The main catalyst for the rally in the precious metal is the conflict between Russia and Ukraine. On Tuesday, tensions have subdued, triggering a sharp decline in gold.

According to the western media, Russia was meant to invade Ukraine on February 16.

Yesterday, there was turbulence in markets as many speculators were concerned about the probability of the so-called invasion. The shares of many companies fell drastically. Investors shifted their attention to safe-haven assets amid geopolitical risks.

The likelihood of Russia's attack on Ukraine increased the demand for gold. At the beginning of the week, it rose by 1.5%, reaching a 3-month high.

In the first half of Monday, the quotes climbed higher amid mixed news headlines. The price soared above the $1,880 mark, the highest level since summer.

However, gold failed to consolidate at the 8-month peak following news about the de-escalation of conflict. As a result, demand for risky assets slightly rose.

Gold nosedived after the Russian Defense Ministry announced that some troops were pulling back from the Ukraine border to their military base. Russian President Vladimir Putin said on Tuesday that Russia is also willing to continue the discussion process. "We are ready to work further together. We are ready to go down the negotiations track," Putin pointed out.

The US stock market rebounded after a 3-day fall amid such statements. Shares of European companies also recouped losses.

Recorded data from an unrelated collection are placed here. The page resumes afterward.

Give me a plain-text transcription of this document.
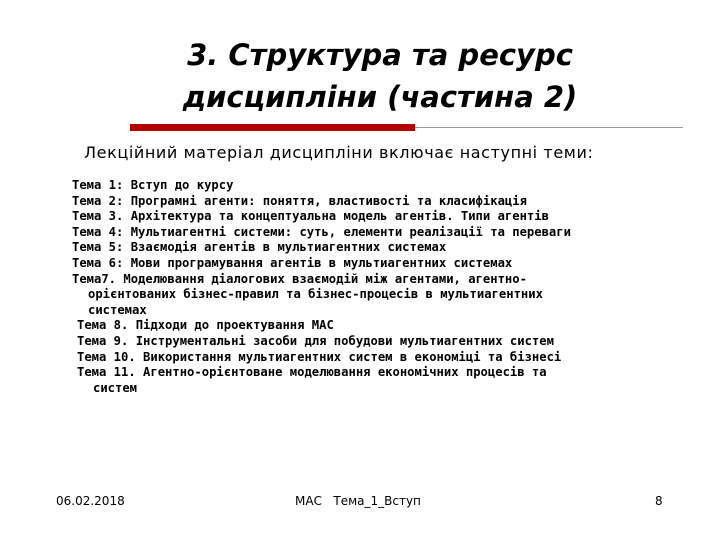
3. Структура та ресурс
дисципліни (частина 2)
Лекційний матеріал дисципліни включає наступні теми:
Тема 1: Вступ до курсу
Тема 2: Програмні агенти: поняття, властивості та класифікація
Тема 3. Архітектура та концептуальна модель агентів. Типи агентів
Тема 4: Мультиагентні системи: суть, елементи реалізації та переваги
Тема 5: Взаємодія агентів в мультиагентних системах
Тема 6: Мови програмування агентів в мультиагентних системах
Тема7. Моделювання діалогових взаємодій між агентами, агентно-
орієнтованих бізнес-правил та бізнес-процесів в мультиагентних
системах
Тема 8. Підходи до проектування МАС
Тема 9. Інструментальні засоби для побудови мультиагентних систем
Тема 10. Використання мультиагентних систем в економіці та бізнесі
Тема 11. Агентно-орієнтоване моделювання економічних процесів та
систем
06.02.2018	МАС   Тема_1_Вступ	8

Naturally, gold slid down due to risk appetite. On February 15, it closed a decrease of 1%, or $18.30, notching the biggest daily drop in 3 weeks. At the close of the session, gold was trading at $1,851.10.

Analysts assume that demand for gold as a hedge in times of geopolitical risks will remain relatively high because such a conflict cannot end in one day. Everything may change quite quickly. So, despite some cooling-off, the conflict may start again.

Gold may lose momentum due to rising inflation

Another factor that may significantly impact gold is the key rate hike by the Fed. The regulator is likely to change the parameters of monetary policy, taking into account the inflation situation.

Yesterday, the US unveiled the Produce Price Index survey for January. The reading totaled 9.7% on the annual basis. The Core Consumer Price Index jumped to 8.3% against economists' forecast of 7.9%.

Inflation rose due to an increase in the cost of outpatient care in hospitals, as well as a rise in prices for food and cars. Analysts note that this is another sign that high inflation will persist for most of the year.

The Fed is likely to resort to a more aggressive stance due to soaring inflation. The central bank may raise the interest rates by 50 basis points in March.

US Treasuries are sure to grow amid expectations of monetary policy tightening. Yesterday, after the release of inflation data, government bonds jumped sharply by 4.7%, to 2.043%. Naturally, it is also weighing on gold.

This morning, gold continues to move down. At the time of writing this article, futures for April sank by 0.12%, or $ 2.25.

Now, investors are awaiting the publication of the Fed meeting minutes for January. They hope that the report will shed light on how the regulator plans to hike the key rate.